# Unworthy to SUcceed



## jacqueline (26 Jul 2012)

How would one go about proving that someone was Unworthy to Succeed.

For example, Mother died , father lives, separated for 40 years, desertion , no child support or contact.

 yet the living parent who contributed nothing wants to claim. I have read about this UTS rule, and it just says, 
'
Being judged "unworthy to succeed" is not common but could arise if the spouse had deserted the deceased for at least two years prior to the death. '


How would one prove that? Considering the father left ireland and moved away for 40 years, could bank statements from England, tax returns from England be used  to prove desertion for more than two years?

Thanks for any help


----------



## mf1 (27 Jul 2012)

http://www.irishstatutebook.ie/1965/en/act/pub/0027/sec0120.html

If the spouse is insisting on taking a share, then an executor/administrator should consider, bearing in mind the value of the estate, if they should seek a  Court Order in the terms of section 120. 

mf


----------



## jacqueline (27 Jul 2012)

You're a Diamond. Thanks so much.!!!


----------



## Padraigb (27 Jul 2012)

Surely there is a big difference between testate and intestate estates?

If there is a will that excludes the deserting spouse, the onus of proving entitlement to the legal right share falls on the claimant, and the executor defends the action.

If there is no will, the administrator would need to seek a court order that the deserting spouse is unworthy to succeed.


----------



## jacqueline (27 Jul 2012)

There is no will. To be honest, there isnt a big lot of money involved either. But its just the principle of the thing. I dont want him to get even one euro from My Mother. he never gave us anything. I would rather put it in a bag and burn it on front of him.

Thats why I was initially asking how I would go about getting him excluded.

I was the subject of a Custody battle when I was about 2 or 3. he was ordered by Court to pay maintenence , given visitation etc, and never paid, nor visited.

I called high Court yesterday asking if I could see my old records. I was hoping that I could prove he was ordered by Court to do something  and never did it. I was also hoping I could get his tax records to prove he has lived away for 40 years.

Thanks for the interest and opinions.
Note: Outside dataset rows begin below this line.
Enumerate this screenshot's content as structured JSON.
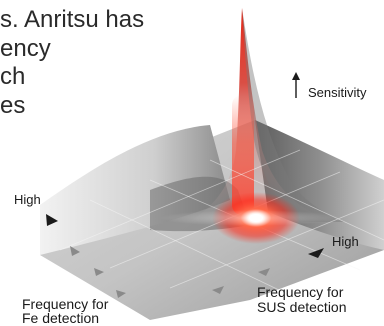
{
  "intro_text_lines": [
    "s. Anritsu has",
    "ency",
    "ch",
    "es"
  ],
  "axis_labels": {
    "sensitivity": "Sensitivity",
    "high_left": "High",
    "high_right": "High",
    "frequency_sus": [
      "Frequency for",
      "SUS detection"
    ],
    "frequency_fe": [
      "Frequency for",
      "Fe detection"
    ]
  },
  "colors": {
    "peak": "#e8281c",
    "glow": "#ff3b2a",
    "surface_light": "#eeeeee",
    "surface_dark": "#6e6e6e",
    "text": "#2a2a2a"
  },
  "icons": [
    "up-arrow-icon",
    "triangle-marker-icon"
  ]
}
Much appreciated.


----------



## jacqueline (27 Jul 2012)

Would anyone know the costs of applying for Court Order for proving the deserting spouse is unworthy to succeed. is there a set ballpark figure of for example 100.00 euro. Or would it go up into the thousands?


----------



## Padraigb (27 Jul 2012)

You need to line up your ducks. First, are you the administrator of the estate, or is an application yet to be lodged? Or is somebody else lined up for that role? It is the administrator's place to deal with unworthiness to succeed. Is it intended to appoint a solicitor to do the work on behalf of the administrator?
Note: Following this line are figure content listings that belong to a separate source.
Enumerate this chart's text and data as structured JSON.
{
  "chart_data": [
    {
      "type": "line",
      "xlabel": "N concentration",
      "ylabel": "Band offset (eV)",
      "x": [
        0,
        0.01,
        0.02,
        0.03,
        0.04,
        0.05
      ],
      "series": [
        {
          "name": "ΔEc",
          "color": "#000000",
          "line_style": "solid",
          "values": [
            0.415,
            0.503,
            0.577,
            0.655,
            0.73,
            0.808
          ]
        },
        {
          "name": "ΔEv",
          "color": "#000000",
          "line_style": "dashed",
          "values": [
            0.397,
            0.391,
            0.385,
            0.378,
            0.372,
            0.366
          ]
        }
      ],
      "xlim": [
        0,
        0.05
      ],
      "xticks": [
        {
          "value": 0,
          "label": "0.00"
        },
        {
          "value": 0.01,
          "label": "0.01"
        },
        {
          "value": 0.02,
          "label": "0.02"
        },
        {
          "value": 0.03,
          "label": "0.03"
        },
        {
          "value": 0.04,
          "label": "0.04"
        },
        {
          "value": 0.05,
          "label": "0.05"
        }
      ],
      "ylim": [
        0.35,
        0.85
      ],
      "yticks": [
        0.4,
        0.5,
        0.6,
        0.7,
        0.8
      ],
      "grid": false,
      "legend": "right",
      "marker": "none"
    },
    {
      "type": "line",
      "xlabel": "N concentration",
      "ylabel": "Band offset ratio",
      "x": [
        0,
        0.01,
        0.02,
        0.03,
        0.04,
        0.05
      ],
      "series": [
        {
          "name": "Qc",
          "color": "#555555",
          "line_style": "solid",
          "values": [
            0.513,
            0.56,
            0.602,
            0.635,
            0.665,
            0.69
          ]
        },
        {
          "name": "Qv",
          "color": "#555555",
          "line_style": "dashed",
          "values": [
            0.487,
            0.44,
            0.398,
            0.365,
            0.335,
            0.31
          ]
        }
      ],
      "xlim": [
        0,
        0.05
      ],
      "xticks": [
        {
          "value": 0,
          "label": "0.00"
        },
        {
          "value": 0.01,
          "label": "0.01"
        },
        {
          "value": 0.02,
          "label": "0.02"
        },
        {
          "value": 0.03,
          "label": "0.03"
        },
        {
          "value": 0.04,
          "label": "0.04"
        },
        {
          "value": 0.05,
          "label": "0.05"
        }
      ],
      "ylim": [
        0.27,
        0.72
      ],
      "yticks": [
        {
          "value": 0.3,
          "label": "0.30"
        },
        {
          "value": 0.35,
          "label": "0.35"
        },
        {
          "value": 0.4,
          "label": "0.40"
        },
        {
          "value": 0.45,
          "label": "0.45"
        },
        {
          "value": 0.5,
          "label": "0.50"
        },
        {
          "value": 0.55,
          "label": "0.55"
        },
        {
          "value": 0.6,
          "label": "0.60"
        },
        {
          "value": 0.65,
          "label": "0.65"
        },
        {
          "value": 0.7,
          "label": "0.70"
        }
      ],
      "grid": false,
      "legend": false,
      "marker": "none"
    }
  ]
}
You are not going to get his tax records or bank records without his collaboration, so that form of evidence is not likely to be available to you.

I presume that your mother raised you, and suppose that you remained in good contact with her when you reached adult years. Your own experience is strong evidence of his continuing desertion.

I am not a lawyer, so I can't help on the costs of seeking a court order.


----------